À Lusa o músico explicou: “’Menino-prodígio’ é um termo que fui gerindo ao longo da minha existência, era uma coisa que me chamavam os amigos dos meus pais, quando era pequeno, e eu não percebia. Eu, aos três, quatro anos, já cantava e tocava piano”.

“Achei que era uma boa ideia para um tema, que é um bocadinho autobiográfico”, disse, referindo que o “menino-prodígio” morreu em 1957, quando formou a banda Babies. Mais tarde, entre outros projetos, o músico formou o Quarteto 1111.

“O tema de que mais gosto é ‘De mentirosos está o cemitério cheio’, sinto que fui muito feliz a escrevê-lo”, disse, referindo em seguida que recuperou dois temas de 1971, “Blá! Blá! Blá!” e “Monstros sagrados”.

“Há ainda, neste disco, um poema brutal de José Régio, ‘Os poetas (Há certos Reis…)’, que é muito interveniente, que tem tudo a ver com atual situação política, não só do país, como global”, sentenciou, tendo realçado ainda as canções “Aldeia global” e “Chuva ácida”.

“Este é um álbum que vinha a projetar há muito tempo, um álbum muito roqueiro, gravado e remasterizado analogicamente, apenas com três músicos - eu no Hammond e algumas teclas, o Xico Martins, nas guitarras e no contrabaixo, e o Luís Varatojo, na bateria”.
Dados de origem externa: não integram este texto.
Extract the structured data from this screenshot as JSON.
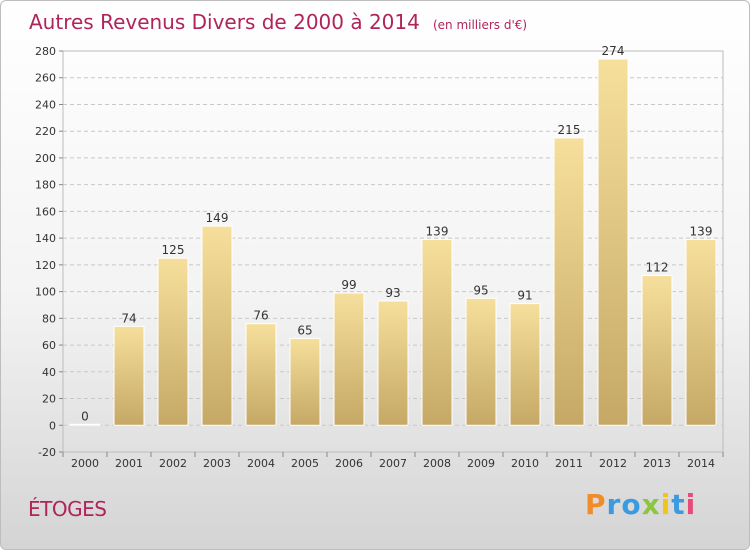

O músico afirmou que nunca gostou de gravar digitalmente. “Nunca me deu grande prazer em computadores. No analógico seleciona-se logo o que se quer ali, não há retificações, pode haver ‘takes’, mas correções em computador, daquelas que se fazem, nem pensar”, disse.

Para José Cid, as correções que se fazem de forma digital constituem um processo que “não é honesto – uniformiza, em termos conceptuais, a música toda, já ninguém desafina, já ninguém toca assim-assim, e depois soa tudo igual”.

“O analógico é o futuro pela verdade na música, e não o digital como se chegou a pensar”, e acrescentou: “A vanguarda musical inglesa está a pensar no analógico, o Sting e o Peter Gabriel, por exemplo, andam à procura dos gravadores analógicos que eu tenho nos meus estúdios”.

Referindo-se a “Menino-prodígio”, afirmou: “As pessoas vão encontrar um som muito quente, muito humanizado, percebe-se que as pessoas estão ali mesmo, sem quaisquer máquinas”.

Para o músico, este disco representa “um corte com o que já fez”, pois precisava de “avançar” e, para tal, muito contribuiu um outro projeto em que participa, o AcidJazz que o “faz cantar de outra forma, com mais ‘swing’”.

José Cid, distinguido com vários prémios, entre eles o de Consagração de Carreira, pela Sociedade Portuguesa de Autores, tem vários projetos em perspetiva, como o álbum “Clube dos corações solitários do capitão Cid”, a gravação de um disco de fados e fandangos, e um que se intitulará “Fados e Jazz, coincidências”.

Com outros músicos tem previsto o álbum “A guitarra no mundo”, com o guitarrista Luís Petisca, um álbum na área pop/rock com o seu sobrinho Gonçalo Tavares, e relançar a carreira de Paulo Bragança, que “é a história mais estranha de sempre da música portuguesa”.

José Cid afirma que não se vai “arrastar em palco”, garantiu que cantará enquanto “tiver a voz toda”, ao nível do seu critério de exigência. “Costumo dizer que não se pode correr em Fórmula 1, e acabar em ‘rally paper’”, rematou.